The entire orchestra then went through a list of Ellington compositions, each from a different decade in the composer’s lifetime. Ellington’s music is a very important part of the orchestra’s overall mission and Marsalis has consistently devoted many of his shows to the musician and bandleader’s work, which spans over 50 years.

The first part of Ellingtonia consisted of the symphonic, bluesy “Portrait of Wellman Braud” from Ellignton’s 1970 New Orleans Suite. The tune starts off with a mysteriously repetitive piano intro by Dan Nimmer and throughout the piece, Kenny Rampston’s bright muted trumpet took center stage and dominated a majority of the song.

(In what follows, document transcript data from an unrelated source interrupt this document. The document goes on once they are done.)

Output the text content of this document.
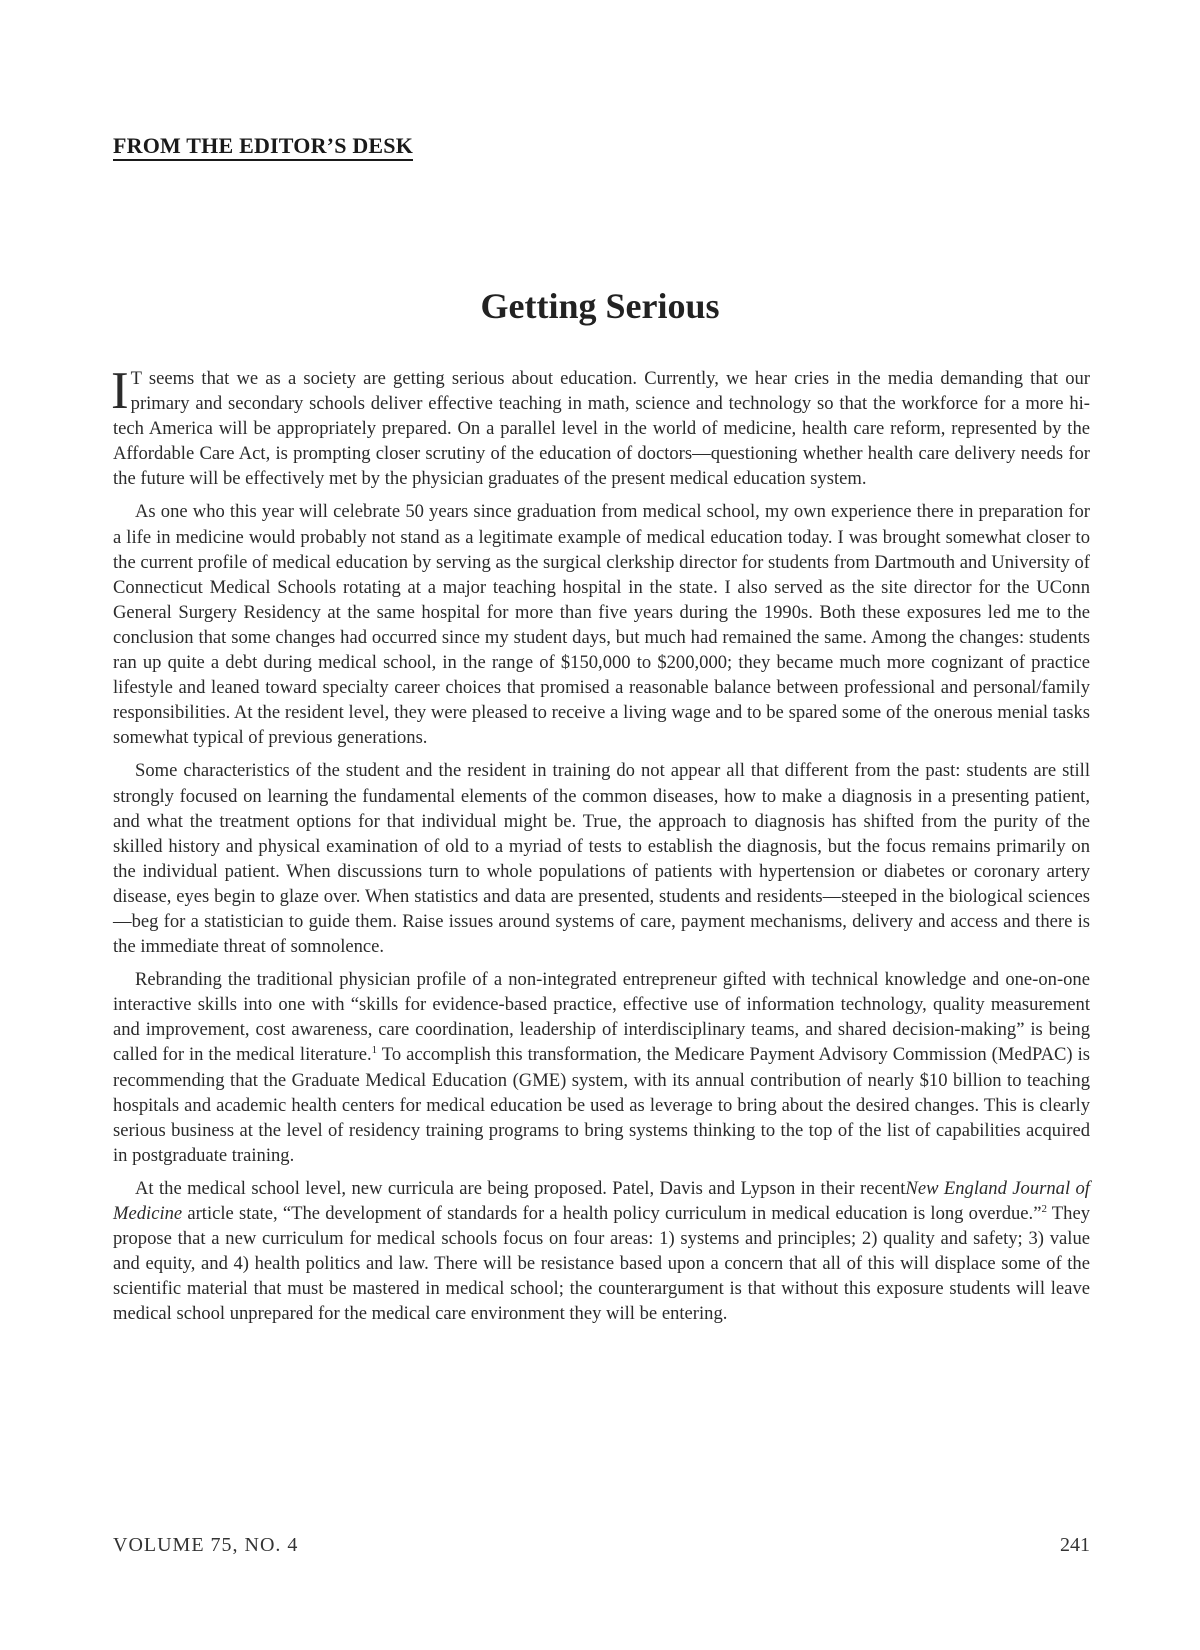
FROM THE EDITOR’S DESK
Getting Serious

I T seems that we as a society are getting serious about education. Currently, we hear cries in the media demanding that our primary and secondary schools deliver effective teaching in math, science and technology so that the workforce for a more hi-tech America will be appropriately prepared. On a parallel level in the world of medicine, health care reform, represented by the Affordable Care Act, is prompting closer scrutiny of the education of doctors—questioning whether health care delivery needs for the future will be effectively met by the physician graduates of the present medical education system.

As one who this year will celebrate 50 years since graduation from medical school, my own experience there in preparation for a life in medicine would probably not stand as a legitimate example of medical education today. I was brought somewhat closer to the current profile of medical education by serving as the surgical clerkship director for students from Dartmouth and University of Connecticut Medical Schools rotating at a major teaching hospital in the state. I also served as the site director for the UConn General Surgery Residency at the same hospital for more than five years during the 1990s. Both these exposures led me to the conclusion that some changes had occurred since my student days, but much had remained the same. Among the changes: students ran up quite a debt during medical school, in the range of $150,000 to $200,000; they became much more cognizant of practice lifestyle and leaned toward specialty career choices that promised a reasonable balance between professional and personal/family responsibilities. At the resident level, they were pleased to receive a living wage and to be spared some of the onerous menial tasks somewhat typical of previous generations.

Some characteristics of the student and the resident in training do not appear all that different from the past: students are still strongly focused on learning the fundamental elements of the common diseases, how to make a diagnosis in a presenting patient, and what the treatment options for that individual might be. True, the approach to diagnosis has shifted from the purity of the skilled history and physical examination of old to a myriad of tests to establish the diagnosis, but the focus remains primarily on the individual patient. When discussions turn to whole populations of patients with hypertension or diabetes or coronary artery disease, eyes begin to glaze over. When statistics and data are presented, students and residents—steeped in the biological sciences—beg for a statistician to guide them. Raise issues around systems of care, payment mechanisms, delivery and access and there is the immediate threat of somnolence.

Rebranding the traditional physician profile of a non-integrated entrepreneur gifted with technical knowledge and one-on-one interactive skills into one with “skills for evidence-based practice, effective use of information technology, quality measurement and improvement, cost awareness, care coordination, leadership of interdisciplinary teams, and shared decision-making” is being called for in the medical literature.$^1$ To accomplish this transformation, the Medicare Payment Advisory Commission (MedPAC) is recommending that the Graduate Medical Education (GME) system, with its annual contribution of nearly $10 billion to teaching hospitals and academic health centers for medical education be used as leverage to bring about the desired changes. This is clearly serious business at the level of residency training programs to bring systems thinking to the top of the list of capabilities acquired in postgraduate training.

At the medical school level, new curricula are being proposed. Patel, Davis and Lypson in their recentNew England Journal of Medicine article state, “The development of standards for a health policy curriculum in medical education is long overdue.”$^2$ They propose that a new curriculum for medical schools focus on four areas: 1) systems and principles; 2) quality and safety; 3) value and equity, and 4) health politics and law. There will be resistance based upon a concern that all of this will displace some of the scientific material that must be mastered in medical school; the counterargument is that without this exposure students will leave medical school unprepared for the medical care environment they will be entering.

VOLUME 75, NO. 4	241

The orchestra then traveled back to the 1930s and 1940s and visited some of Ellington’s earlier works including the sweet jazz tune “Old Man Blues” which was featured in the 1930 comedy film Check and Double Check, and featured Ellington’s Cotton Club orchestra. Jackson went into powerhouse overload during his rapid solo on the high-hat and the fire was equally torched by trombonist Vincent Gardner.

Jackson’s composing skills were also showcased during the Detroit-part of the show, where his arrangement of the Kermit the Frog anthem ” It’s Not Easy Being Green” was played by the orchestra. Jackson’s soft, sensitive arrangement of the tune added a nice touch to the concert along with tenor vocals from Gardner.

The orchestra ended the concert on an upbeat note, just as they began, with Ellington’s “Happy Go Lucky” from his 1946 album Deep South Suite. The band dedicated the cheerful tune to the newly retired UM president Mary Sue Coleman, who was honored earlier that evening for her contributions to the university.